Tea and coffee service, c. 1930
Teapot: H. 7 x W. 7 x D. 6 in.
Most silverware designers had to be more conservative than their counterparts in the other arts because they had a more traditional clientele. The Modernist philosophy of eliminating surface decoration could not be applied at once. What emerged was a traditional Modern Class style, a marriage between new and old, and more often than not, dignified, rational and understated.

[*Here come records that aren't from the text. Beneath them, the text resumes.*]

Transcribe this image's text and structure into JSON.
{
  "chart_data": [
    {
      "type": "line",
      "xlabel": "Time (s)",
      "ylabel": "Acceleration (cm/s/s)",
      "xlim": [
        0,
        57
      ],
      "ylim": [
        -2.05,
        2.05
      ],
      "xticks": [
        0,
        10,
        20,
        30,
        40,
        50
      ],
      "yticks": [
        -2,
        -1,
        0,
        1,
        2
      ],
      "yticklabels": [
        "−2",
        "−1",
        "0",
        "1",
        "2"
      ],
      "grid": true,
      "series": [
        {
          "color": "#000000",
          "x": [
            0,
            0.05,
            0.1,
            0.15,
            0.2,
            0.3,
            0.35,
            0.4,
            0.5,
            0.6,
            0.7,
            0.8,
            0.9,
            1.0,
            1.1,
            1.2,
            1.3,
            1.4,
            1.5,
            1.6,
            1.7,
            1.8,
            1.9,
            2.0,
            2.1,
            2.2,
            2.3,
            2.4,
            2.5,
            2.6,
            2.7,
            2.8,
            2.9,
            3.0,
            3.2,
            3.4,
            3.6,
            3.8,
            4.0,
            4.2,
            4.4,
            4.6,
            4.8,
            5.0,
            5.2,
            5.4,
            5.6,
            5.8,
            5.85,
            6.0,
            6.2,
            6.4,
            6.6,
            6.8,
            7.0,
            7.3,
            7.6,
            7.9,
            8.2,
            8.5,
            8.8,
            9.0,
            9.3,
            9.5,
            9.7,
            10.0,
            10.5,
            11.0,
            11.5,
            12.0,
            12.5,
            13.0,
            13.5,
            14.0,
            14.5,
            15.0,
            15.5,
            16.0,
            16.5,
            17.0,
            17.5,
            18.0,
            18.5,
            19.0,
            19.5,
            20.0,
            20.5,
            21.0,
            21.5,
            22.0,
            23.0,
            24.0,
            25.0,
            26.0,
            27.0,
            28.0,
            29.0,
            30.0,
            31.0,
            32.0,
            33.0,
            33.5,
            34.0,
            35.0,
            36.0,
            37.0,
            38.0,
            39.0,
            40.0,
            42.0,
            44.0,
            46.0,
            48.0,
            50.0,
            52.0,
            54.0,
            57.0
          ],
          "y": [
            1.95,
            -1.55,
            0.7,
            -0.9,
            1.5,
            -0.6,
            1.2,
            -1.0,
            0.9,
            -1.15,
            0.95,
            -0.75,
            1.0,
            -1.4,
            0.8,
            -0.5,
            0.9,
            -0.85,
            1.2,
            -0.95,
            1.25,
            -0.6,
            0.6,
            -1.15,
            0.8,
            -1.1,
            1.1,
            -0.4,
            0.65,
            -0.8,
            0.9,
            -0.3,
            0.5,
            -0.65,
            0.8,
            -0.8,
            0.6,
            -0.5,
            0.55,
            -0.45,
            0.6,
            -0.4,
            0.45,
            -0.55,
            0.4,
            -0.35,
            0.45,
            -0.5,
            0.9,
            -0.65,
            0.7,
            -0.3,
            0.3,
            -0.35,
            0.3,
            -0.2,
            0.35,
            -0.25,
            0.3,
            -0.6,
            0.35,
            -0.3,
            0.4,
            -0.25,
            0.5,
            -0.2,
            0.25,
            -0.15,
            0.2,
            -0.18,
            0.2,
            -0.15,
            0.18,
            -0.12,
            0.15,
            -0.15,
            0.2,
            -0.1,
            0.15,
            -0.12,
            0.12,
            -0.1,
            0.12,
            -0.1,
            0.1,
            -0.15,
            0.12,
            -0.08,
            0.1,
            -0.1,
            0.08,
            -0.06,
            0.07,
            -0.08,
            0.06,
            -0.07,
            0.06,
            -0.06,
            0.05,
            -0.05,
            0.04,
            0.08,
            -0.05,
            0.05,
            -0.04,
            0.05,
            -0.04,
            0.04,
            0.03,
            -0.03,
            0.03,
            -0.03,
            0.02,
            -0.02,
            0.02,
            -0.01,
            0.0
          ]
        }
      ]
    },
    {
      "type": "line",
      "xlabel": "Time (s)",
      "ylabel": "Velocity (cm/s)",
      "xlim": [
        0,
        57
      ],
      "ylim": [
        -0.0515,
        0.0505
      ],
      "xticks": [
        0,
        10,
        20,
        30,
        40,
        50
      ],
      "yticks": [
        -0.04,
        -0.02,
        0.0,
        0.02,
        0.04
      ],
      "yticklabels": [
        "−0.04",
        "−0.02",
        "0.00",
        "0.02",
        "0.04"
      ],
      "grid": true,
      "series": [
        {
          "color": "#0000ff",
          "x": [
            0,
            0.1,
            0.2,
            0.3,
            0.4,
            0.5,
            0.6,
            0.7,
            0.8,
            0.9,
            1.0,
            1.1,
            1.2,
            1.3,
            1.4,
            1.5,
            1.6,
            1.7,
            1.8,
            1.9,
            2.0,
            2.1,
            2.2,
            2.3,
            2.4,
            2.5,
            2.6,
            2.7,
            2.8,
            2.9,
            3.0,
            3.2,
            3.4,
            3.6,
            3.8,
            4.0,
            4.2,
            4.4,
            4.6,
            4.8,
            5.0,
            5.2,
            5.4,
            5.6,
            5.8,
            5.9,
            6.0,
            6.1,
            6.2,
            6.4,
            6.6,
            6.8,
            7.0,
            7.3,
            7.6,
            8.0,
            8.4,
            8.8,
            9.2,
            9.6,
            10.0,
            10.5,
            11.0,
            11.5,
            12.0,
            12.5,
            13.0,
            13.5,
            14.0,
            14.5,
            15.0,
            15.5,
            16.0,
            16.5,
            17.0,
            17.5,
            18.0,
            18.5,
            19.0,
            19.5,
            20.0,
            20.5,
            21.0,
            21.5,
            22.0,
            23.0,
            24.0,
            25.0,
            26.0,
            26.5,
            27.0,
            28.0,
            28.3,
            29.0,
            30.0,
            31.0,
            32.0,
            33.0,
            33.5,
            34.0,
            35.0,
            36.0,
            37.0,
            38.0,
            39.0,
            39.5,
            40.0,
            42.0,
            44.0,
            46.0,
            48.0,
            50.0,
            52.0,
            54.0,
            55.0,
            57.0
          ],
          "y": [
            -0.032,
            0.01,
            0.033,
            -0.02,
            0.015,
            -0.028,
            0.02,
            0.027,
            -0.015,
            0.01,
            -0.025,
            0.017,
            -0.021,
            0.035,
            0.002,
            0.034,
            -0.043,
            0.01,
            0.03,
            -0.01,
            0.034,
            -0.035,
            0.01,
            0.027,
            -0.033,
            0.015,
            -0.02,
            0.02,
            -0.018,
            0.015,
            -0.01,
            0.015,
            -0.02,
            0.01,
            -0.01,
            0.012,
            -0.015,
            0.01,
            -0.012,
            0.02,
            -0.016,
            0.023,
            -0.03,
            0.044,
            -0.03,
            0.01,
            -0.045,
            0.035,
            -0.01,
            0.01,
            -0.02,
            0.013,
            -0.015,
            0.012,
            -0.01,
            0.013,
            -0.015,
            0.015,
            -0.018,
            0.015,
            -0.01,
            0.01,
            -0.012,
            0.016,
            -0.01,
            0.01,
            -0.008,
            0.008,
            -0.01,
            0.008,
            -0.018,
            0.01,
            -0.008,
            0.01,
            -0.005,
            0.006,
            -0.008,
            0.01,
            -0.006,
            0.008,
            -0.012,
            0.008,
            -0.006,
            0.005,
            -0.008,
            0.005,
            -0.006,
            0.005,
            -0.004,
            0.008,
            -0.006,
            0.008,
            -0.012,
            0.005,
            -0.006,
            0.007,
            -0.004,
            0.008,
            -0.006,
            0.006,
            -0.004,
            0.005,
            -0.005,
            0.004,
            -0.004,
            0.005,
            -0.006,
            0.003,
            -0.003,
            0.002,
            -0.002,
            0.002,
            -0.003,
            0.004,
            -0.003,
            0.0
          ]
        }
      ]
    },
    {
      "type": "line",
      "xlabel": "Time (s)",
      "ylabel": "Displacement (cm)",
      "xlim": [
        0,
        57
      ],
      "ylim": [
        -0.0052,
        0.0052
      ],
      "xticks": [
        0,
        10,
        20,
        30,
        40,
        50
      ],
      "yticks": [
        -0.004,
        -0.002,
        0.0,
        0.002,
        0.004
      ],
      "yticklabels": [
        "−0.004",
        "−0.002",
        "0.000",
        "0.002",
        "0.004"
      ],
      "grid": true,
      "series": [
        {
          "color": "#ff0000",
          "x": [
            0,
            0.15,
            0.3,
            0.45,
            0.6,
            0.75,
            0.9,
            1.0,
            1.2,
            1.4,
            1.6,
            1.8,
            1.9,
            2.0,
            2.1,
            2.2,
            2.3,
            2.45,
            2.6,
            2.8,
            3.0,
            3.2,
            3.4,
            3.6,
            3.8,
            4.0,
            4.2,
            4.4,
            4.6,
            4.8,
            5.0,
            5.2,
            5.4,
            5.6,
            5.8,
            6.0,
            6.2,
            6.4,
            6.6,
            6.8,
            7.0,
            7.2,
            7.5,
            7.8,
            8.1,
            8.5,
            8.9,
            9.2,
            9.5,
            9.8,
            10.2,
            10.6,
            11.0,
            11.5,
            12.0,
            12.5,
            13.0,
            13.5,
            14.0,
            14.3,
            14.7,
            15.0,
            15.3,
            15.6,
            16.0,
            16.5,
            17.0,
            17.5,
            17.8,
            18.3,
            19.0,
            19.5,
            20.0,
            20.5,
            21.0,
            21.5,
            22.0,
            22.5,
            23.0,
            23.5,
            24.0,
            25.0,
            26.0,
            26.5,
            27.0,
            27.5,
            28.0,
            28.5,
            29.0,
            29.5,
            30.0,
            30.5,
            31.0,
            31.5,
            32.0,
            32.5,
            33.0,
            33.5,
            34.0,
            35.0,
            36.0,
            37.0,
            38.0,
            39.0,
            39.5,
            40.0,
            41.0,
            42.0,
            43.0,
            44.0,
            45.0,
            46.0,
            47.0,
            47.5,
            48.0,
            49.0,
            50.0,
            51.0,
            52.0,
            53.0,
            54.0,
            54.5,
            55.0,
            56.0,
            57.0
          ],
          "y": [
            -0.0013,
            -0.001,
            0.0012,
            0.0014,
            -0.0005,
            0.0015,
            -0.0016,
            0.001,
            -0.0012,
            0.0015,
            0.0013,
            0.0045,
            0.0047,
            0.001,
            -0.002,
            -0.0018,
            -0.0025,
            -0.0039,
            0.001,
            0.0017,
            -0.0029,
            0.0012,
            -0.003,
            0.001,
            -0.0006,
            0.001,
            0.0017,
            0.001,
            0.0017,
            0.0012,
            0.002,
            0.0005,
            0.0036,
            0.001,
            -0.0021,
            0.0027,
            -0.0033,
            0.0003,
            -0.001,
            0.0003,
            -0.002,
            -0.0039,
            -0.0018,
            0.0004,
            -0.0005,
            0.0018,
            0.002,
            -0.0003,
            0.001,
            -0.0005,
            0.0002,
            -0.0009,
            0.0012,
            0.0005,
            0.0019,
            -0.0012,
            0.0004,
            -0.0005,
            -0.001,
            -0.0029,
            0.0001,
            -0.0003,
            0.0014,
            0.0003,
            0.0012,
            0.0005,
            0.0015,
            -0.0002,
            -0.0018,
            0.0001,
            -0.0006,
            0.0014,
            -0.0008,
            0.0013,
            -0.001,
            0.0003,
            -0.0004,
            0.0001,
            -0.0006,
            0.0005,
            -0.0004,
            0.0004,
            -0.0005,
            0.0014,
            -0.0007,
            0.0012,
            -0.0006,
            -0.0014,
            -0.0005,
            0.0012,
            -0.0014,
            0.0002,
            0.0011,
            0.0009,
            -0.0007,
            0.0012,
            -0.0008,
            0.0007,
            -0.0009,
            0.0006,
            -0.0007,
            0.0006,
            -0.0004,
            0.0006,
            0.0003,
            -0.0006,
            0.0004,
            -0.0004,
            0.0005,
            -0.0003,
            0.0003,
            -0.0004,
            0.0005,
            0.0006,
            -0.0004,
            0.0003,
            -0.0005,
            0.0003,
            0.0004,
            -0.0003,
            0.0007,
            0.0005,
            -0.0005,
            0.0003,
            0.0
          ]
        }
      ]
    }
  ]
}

Not so the Italians. Their designs of the interwar years are notable for innovative, unadorned forms, often suggesting a streamlined dynamism. Unsurprising, since it was the Italian poet Marinetti who, as early as 1909, published the Futurist Manifesto which heralded the machine, urban life and speed as the visual expressions of a new reality. In comparing coffee and tea services of this period, one can trace their functional development, particularly how similar functions were resolved for each piece and how the respective elements related to one another.1 This is one of the few services in which each piece is identical except in size.2 When placed in a row, as was obviously intended, they successfully capture the essence of movement. Marinetti would have been pleased.
1 The handle suggests a reference to both irons and tea kettles of the same period.
2 The British designed a four-piece Cubist tea service in which each piece is identical except for size. It too is represented in the Institute's permanent collection.